Well thank God for the end of this particular night for both you and I 😉 I note with certain sigh that I am booked in for another six nights soon. All I can say is, be careful when you google pod hotels.
The reason I am writing this is that I had an idea for a different kind of hotel for anyone out there with a few million knocking about. How about you just buy a whole terrace of run down Georgian houses, the ones with lots of floors. Somewhere maybe out of London, unless you are a drugs lord, a lord or perhaps from abroad. And then, make a magic hotel. Each house can be a different era. Then you can hire actors as staff. (Only they have to be able to do the work as well). Each hotel can be from a different time.

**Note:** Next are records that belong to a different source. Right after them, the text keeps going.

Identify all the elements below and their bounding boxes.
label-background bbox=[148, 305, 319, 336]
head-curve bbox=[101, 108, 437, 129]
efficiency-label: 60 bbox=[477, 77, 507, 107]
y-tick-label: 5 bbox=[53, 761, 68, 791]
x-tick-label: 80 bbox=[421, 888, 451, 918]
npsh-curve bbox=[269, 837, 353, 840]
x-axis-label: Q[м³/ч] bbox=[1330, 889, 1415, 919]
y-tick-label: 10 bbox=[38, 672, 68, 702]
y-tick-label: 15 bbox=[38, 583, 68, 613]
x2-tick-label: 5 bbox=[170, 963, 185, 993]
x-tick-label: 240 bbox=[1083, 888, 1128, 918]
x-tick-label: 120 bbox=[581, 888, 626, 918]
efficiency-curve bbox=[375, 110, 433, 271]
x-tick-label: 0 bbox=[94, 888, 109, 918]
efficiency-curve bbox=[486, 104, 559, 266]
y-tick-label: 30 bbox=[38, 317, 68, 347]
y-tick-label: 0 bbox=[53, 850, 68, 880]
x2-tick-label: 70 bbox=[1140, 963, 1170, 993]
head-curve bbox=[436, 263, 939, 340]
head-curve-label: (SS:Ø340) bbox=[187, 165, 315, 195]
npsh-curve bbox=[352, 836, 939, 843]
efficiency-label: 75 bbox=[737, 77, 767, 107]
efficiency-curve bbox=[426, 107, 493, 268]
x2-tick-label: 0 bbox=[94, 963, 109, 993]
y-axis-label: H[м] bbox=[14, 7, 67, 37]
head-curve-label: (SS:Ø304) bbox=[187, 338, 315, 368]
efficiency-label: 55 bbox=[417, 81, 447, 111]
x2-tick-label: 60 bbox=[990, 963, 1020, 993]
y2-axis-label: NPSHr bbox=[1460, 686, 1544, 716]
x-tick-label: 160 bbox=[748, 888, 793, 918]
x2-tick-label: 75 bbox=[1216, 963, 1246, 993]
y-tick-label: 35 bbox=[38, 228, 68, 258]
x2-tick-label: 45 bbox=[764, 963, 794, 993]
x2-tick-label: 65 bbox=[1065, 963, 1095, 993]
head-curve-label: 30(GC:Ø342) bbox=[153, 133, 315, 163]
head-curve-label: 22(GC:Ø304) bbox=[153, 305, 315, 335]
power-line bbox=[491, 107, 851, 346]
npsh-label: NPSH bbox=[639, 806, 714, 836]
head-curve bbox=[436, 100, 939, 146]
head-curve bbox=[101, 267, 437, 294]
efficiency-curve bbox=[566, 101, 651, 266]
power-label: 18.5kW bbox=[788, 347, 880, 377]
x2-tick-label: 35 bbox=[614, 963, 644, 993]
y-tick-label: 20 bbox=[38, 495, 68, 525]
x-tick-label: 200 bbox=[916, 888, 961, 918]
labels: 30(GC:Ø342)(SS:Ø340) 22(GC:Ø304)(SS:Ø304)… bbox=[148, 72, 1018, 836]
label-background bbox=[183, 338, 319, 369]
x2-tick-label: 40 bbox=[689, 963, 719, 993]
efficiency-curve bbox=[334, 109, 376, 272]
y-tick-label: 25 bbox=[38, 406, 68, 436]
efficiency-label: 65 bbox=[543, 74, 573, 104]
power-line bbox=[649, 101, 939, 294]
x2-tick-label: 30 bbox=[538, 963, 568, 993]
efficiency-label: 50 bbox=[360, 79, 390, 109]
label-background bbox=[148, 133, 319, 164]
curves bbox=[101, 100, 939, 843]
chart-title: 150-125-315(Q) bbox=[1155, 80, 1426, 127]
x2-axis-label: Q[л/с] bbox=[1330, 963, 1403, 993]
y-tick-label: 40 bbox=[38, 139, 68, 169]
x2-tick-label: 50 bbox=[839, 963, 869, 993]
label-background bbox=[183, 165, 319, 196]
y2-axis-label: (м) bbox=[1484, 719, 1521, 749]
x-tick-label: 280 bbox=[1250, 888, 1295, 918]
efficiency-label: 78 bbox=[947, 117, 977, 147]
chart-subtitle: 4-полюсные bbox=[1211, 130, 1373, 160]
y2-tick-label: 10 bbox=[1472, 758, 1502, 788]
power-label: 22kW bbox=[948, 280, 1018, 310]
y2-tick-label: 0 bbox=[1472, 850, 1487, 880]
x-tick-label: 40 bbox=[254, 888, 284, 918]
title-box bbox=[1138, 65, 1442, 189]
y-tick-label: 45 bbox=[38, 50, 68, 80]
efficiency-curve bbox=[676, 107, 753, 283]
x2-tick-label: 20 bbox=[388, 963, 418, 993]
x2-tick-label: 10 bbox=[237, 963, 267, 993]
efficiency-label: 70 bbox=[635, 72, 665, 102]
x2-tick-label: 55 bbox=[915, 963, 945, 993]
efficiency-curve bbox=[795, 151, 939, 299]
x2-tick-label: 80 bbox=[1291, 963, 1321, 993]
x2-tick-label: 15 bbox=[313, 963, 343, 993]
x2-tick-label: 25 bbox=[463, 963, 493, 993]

You can go to 1880, 1900, 1920, 1940, 1960, 1980, 2000 with maybe an Easy Hotel as sponsor and a thus happy horror finale on the end.
Guests can hire clothes from each era on arrival and the staff can speak in Olde English etc and display the manners according to that time. And each house can have the games and parties of the era too. There could be croquet in the garden for the 1920s and Downton Abbey Dancing in the drawing room. It could even be all kinkily sexist with enforced knitting for the ladies circa 1900. And then of course, at the end, we can all return to 2014 and with the knowledge that it is indeed possible to be a female choreographer and live happily ever after.
A toast then: to dreaming nightmares back into dreams and making them come true.